The change came too late to affect a pipeline project undertaken by Virginia Natural Gas. In 2010, the Virginia subsidiary of Atlanta-based AGL Resources Inc. completed the much-anticipated Hampton Roads Crossing, a 23-mile-long pipeline expansion that spans the Elizabeth River and connects its southern and northern pipeline systems. Previously, the two pipelines had been separated by the Hampton Roads harbor.

Known as the HRX Project, it is the first major pipeline expansion in Hampton Roads in decades.

The $140 million crossing, funded out of operating capital, improves delivery and system reliability, says Ann Chamberlain, Virginia Natural Gas’ manager of gas supply. “It was extremely important to build it, because without it, we weren’t sure how we would supply the growing demand,” Chamberlain says.
Construction included laying nearly 16 miles of onshore pipeline spanning the cities of Hampton, Newport News, Norfolk and Portsmouth, plus six miles of underwater construction crossing the harbor to Craney Island.

In addition, Virginia Natural Gas has signed a contract to receive 100,000 dekatherms of natural gas per day from Dominion’s transmission business. “That’s about 20 percent of our peak-day capacity,” Chamberlain says. (A dekatherm is a measurement of how much gas can be shipped from storage facilities each day. One dekatherm is equivalent to about 1,000 cubic feet).

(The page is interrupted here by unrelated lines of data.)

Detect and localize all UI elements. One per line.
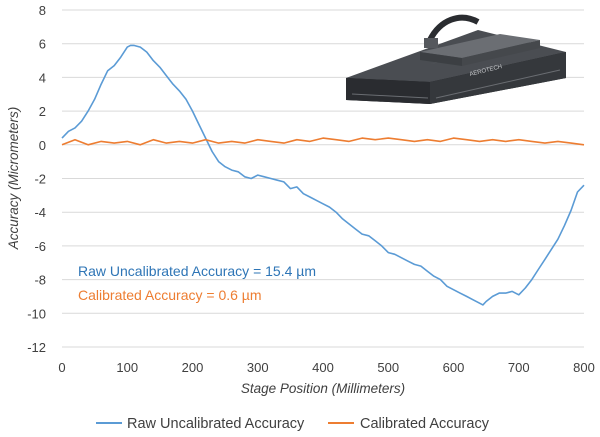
x-tick-label: 700: [508, 360, 530, 375]
x-tick-label: 800: [573, 360, 595, 375]
y-tick-label: -2: [34, 172, 46, 187]
y-tick-label: 4: [39, 70, 46, 85]
legend-label-raw: Raw Uncalibrated Accuracy: [127, 416, 305, 432]
y-tick-label: -6: [34, 239, 46, 254]
x-tick-label: 100: [116, 360, 138, 375]
annotation-calibrated: Calibrated Accuracy = 0.6 µm: [78, 287, 262, 303]
x-axis-title: Stage Position (Millimeters): [241, 381, 405, 396]
y-tick-label: 2: [39, 104, 46, 119]
x-tick-label: 600: [443, 360, 465, 375]
x-tick-label: 200: [182, 360, 204, 375]
series-line-0: [61, 44, 585, 306]
y-tick-label: -12: [27, 340, 46, 355]
y-tick-label: 0: [39, 138, 46, 153]
series-lines: [61, 44, 585, 306]
series-line-1: [61, 137, 585, 146]
y-tick-label: 6: [39, 37, 46, 52]
y-tick-label: -8: [34, 273, 46, 288]
y-tick-labels: -12 -10 -8 -6 -4 -2 0 2 4 6 8: [27, 3, 46, 355]
legend: Raw Uncalibrated Accuracy Calibrated Acc…: [96, 416, 490, 432]
y-tick-label: 8: [39, 3, 46, 18]
annotation-raw: Raw Uncalibrated Accuracy = 15.4 µm: [78, 263, 316, 279]
x-tick-labels: 0 100 200 300 400 500 600 700 800: [58, 360, 594, 375]
x-tick-label: 300: [247, 360, 269, 375]
x-tick-label: 400: [312, 360, 334, 375]
x-tick-label: 500: [377, 360, 399, 375]
linear-stage-image: AEROTECH: [346, 14, 566, 104]
y-tick-label: -4: [34, 205, 46, 220]
legend-label-calibrated: Calibrated Accuracy: [360, 416, 490, 432]
y-tick-label: -10: [27, 306, 46, 321]
x-tick-label: 0: [58, 360, 65, 375]
y-axis-title: Accuracy (Micrometers): [6, 107, 21, 251]
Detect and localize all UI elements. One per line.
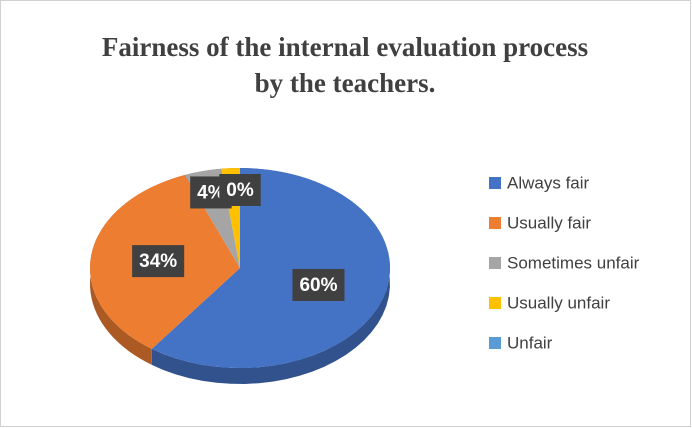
legend-swatch [489, 297, 501, 309]
legend-label: Sometimes unfair [507, 253, 640, 272]
data-label-box [132, 245, 185, 278]
chart-title: Fairness of the internal evaluation proc… [102, 32, 588, 98]
data-label: 60% [292, 268, 345, 301]
data-label: 0% [219, 174, 261, 206]
legend-label: Usually unfair [507, 293, 610, 312]
legend-label: Usually fair [507, 213, 591, 232]
legend-swatch [489, 177, 501, 189]
data-label: 34% [132, 245, 185, 278]
data-label-text: 60% [299, 275, 337, 296]
data-label-text: 0% [226, 180, 254, 201]
data-label-box [219, 174, 261, 206]
legend-swatch [489, 337, 501, 349]
legend-label: Unfair [507, 333, 553, 352]
legend-label: Always fair [507, 173, 590, 192]
pie-side [151, 168, 390, 384]
data-label-text: 4% [197, 182, 225, 203]
pie-slice [151, 168, 391, 368]
legend-swatch [489, 217, 501, 229]
data-label-box [292, 268, 345, 301]
data-label-text: 34% [139, 251, 177, 272]
legend-swatch [489, 257, 501, 269]
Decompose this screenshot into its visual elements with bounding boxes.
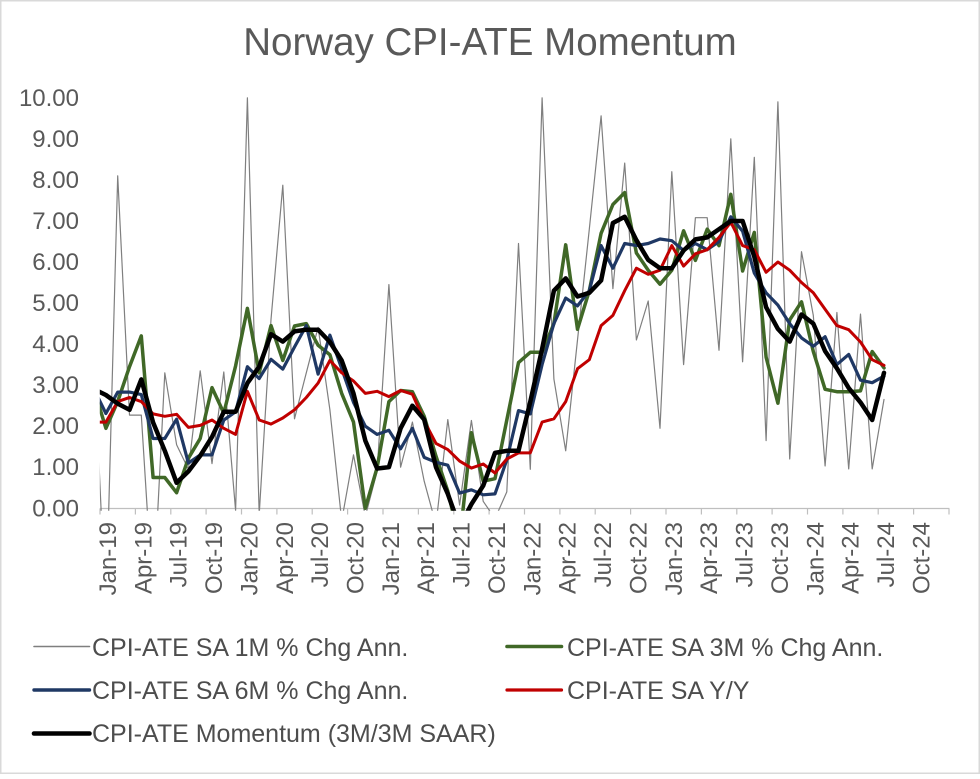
svg-text:9.00: 9.00 [32, 126, 79, 153]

Dominion is plowing ahead with plans for new natural gas power plants, knowing it faces opposition. The combined cost of its new and proposed units — nearly $3 billion —  is still less expensive than buying and installing pricey pollution-control equipment on coal plants, Christian says. “Natural gas is even more critically important now because of stricter environmental restrictions that essentially take the building of coal plants off the table,” he says.

The battle lines already are being drawn. Besa says Sierra Club will fight Dominion’s plant-building agenda, noting that natural gas is a fossil fuel that emits carbon and contributes to climate change. The dispute between the two sides could get rancorous: Dominion in May sued Sierra Club for trying to block its construction of a terminal in Maryland that would be used to export liquefied natural gas.

There’s little debate that fast-growing Virginia soon will require more and more electricity. With the coal industry under siege, nuclear plants on hold and renewables still emerging, natural gas — now plentiful, cheap and ready to burn — seems poised to take on a greater role in fueling Virginia’s population explosion.